Dieser Versuchsansatz wurde anschließend mit anderen einzubauenden Genen und an anderen Pflanzen, nämlich an der Ackerschmalwand und an Weizen, getestet. Da der Gen-Einbau in den Tabakpflanzen nur lokal in den Blättern stattfand, ging das integrierte Gen in der nächsten Tochtergeneration wieder verloren, war also nur zeitlich begrenzt im Erbgut vorhanden. Bei der Ackerschmalwand und beim Weizen haben die Hallenser CRISPR-Experten deshalb versucht, das zu integrierende Gen so ins Erbgut der Keimbahn einzubauen, dass es stabil an die kommenden Pflanzengenerationen weitervererbt wird.
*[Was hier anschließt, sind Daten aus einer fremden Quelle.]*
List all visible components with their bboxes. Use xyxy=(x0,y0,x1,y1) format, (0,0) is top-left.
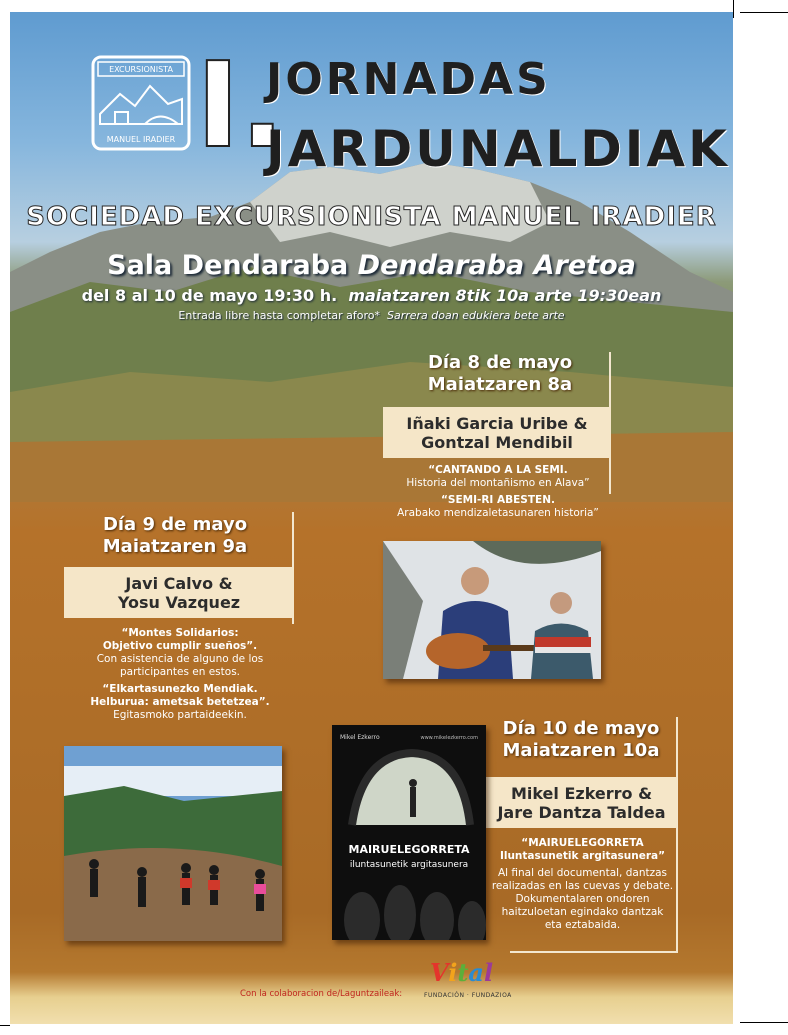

Auch der stabile, also vererbbare Knock-In der Gene gelang mit Hilfe der getesteten Exonukleasen bei der Ackerschmalwand mit einer zehnfach erhöhten Häufigkeit und beim Weizen bei über einem Prozent der Tochterpflanzen. „Ein Prozent klingt jetzt erst mal nicht viel“, führt Tom Schreiber aus, „aber wenn ein Züchter eine bestimmte Eigenschaft in seine Pflanze bringen will, dann müsste er mit unserem optimierten CRISPR/Cas-Verfahren nur etwa 50-100 Tochterpflanzen der ersten Generation durchforsten, um eine Pflanze mit dem gewünschten Merkmal zu finden. Das wäre eine erhebliche Zeitersparnis gegenüber herkömmlichen Züchtungsmethoden, wo man zu diesem Zweck 500 bis 1000 Pflanzen analysieren müsste.“

Fazit: Die von den Hallenser Wissenschaftlern optimierte CRISPR/Cas-Methode ist ein vielversprechendes Werkzeug für den gezielten Einbau von Genen in höhere Pflanzen und möglicherweise auch in andere Organismen. Künftig könnten Pflanzenzüchter mit diesem Verfahren beispielsweise verlorengegangene Resistenzgene gegen Krankheitserreger aus Wildarten oder alten Kultursorten in die modernen, ertragreichen Elitesorten wieder einfügen. Das und viele weitere wünschenswerte Eigenschaften könnten auf diese Art ihren Einzug in die Pflanzenzüchtung halten und zur Entwicklung von robusteren Kultursorten beitragen. Für die Wissenschaft bietet dieser Ansatz grandiose Möglichkeiten, bestimmte pflanzeneigene Gene elegant und in einem Schritt durch modifizierte Kopien ihrer selbst auszutauschen. Das ist besonders hilfreich bei der Funktionsaufklärung dieser Gene.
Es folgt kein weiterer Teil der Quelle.